Not long ago, there were just five or six incubators and accelerators in Arizona.” Arizona Commerce Authority CEO Sandra Watson looks up to the ceiling in her office, she’s running the numbers in her head.

“I think we now have close to 50 active in the state — plus collaborative workspaces, too.” For the entrepreneur thinking about starting a new company, Arizona has a better business climate than just its golf courses and sunshine.

The metric is not precise, but there may be no state in this country that does as much for new business’ growth than Arizona. Local governments, regional economic development organizations, the three state universities, community colleges, and the Arizona Commerce Authority all offer programs designed to grow successful companies.

While AZ Commerce business attraction wins have garnered much news and talk, the quasi-public agency has an equal emphasis for existing business expansion and new business startup. The agency offers a full menu of incentives, programs and innovation assistance for Arizona businesses.

“Those big moves by companies like Apple draw attention to Arizona from business leaders around the world,” says Watson. “That kind of attention is good for our companies to market products globally.”

The state and its regional economic development agencies are focused on building export businesses and increasing the number of high paying jobs in the state. An export business is a business that ships the majority of its services and products outside local borders.

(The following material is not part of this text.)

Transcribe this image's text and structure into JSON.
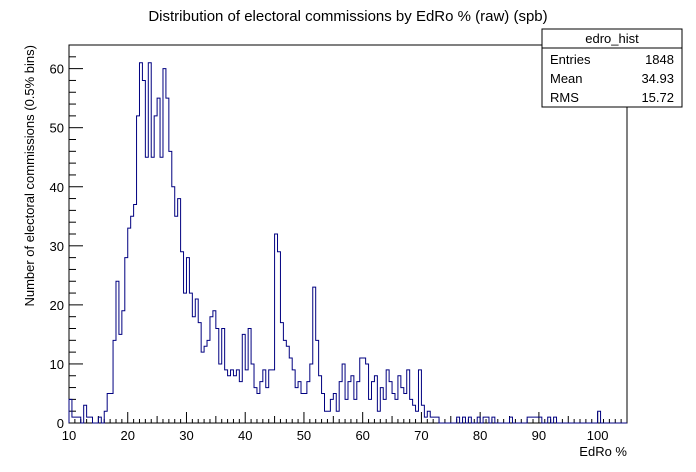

Its result is money coming back into to be recirculated and grow the Arizona domestic product.

Brian Sherman, Arizona Commerce Authority’s senior vice president of business development, heads the team that deploys start-up programs. This isn’t just a toolbox for new business, Brian has the key to a garage filled with programs designed to scale up new companies.

“When we help a business grow roots in Arizona, we’re building the future of our corporate community,” says Watson. “Our programs are designed to help a business from its early start-up stage into the marketplace to compete.”

“We have a number of different programs,” explains Sherman. “We’re seeking companies ready to move up. Although we can help a very early stage start-up, we are looking for a business that has formed a company. They have to have two employees, a product concept and a business plan.” Under the “Start Up” tab at, there is a menu of incentives and programs for new business—see the “GETTING STARTED” for the list.

Arizona offers an angel investment tax credit. This incentive program for home-grown start-ups and entrepreneurs essentially reduces investors’ risk by 30 to 35 percent. This offset encourages angel investors to open checkbooks.

Getting an investor to sign that check takes a lot of effort and AZ Commerce’s business development unit has a program for that. “Newly-formed companies and small businesses may not be able to afford expensive consulting advice,” says Sherman. “What we’re doing is helping them become venture-ready by offering technical and business assistance and advice they can’t afford.”

It’s a practical MBA, Sherman says. In some ways, it’s a preliminary reality check. With the program, Commerce engages the business community and establishes mentor relationships in front of making presentations to angel investors or venture capitalists. The same process can be used to help businesses compete in the Arizona Innovation Challenge, a state-funded grant program to help businesses get a product into the marketplace. This is for businesses doing research and development but more in the ‘D’ stage than the ‘R’ stage.

“There are steps to make this work,” explains Sherman. “Businesses need to ‘certify’ in order to qualify for some of the programs. We offer a research and development tax credit that is similar to federal programs and small business grants that connect with federal funds. We have lending assistance programs to help close the loan gap and structure debt for a company.”

The tools stacked in Sherman’s garage are different for each business stage. The agency’s technical assistance has one primary goal in mind—move the business into the marketplace. Arizona wants its new companies to grow and hire people.

A business person with an idea for a new company should call the Commerce Authority. Types of businesses for which there are many open doors are those associated with technology, aerospace, health care, and bio and life sciences. That’s a wide playing field, and Watson says there are no closed doors for business who want to talk to the Arizona Commerce Authority about growth and expansion.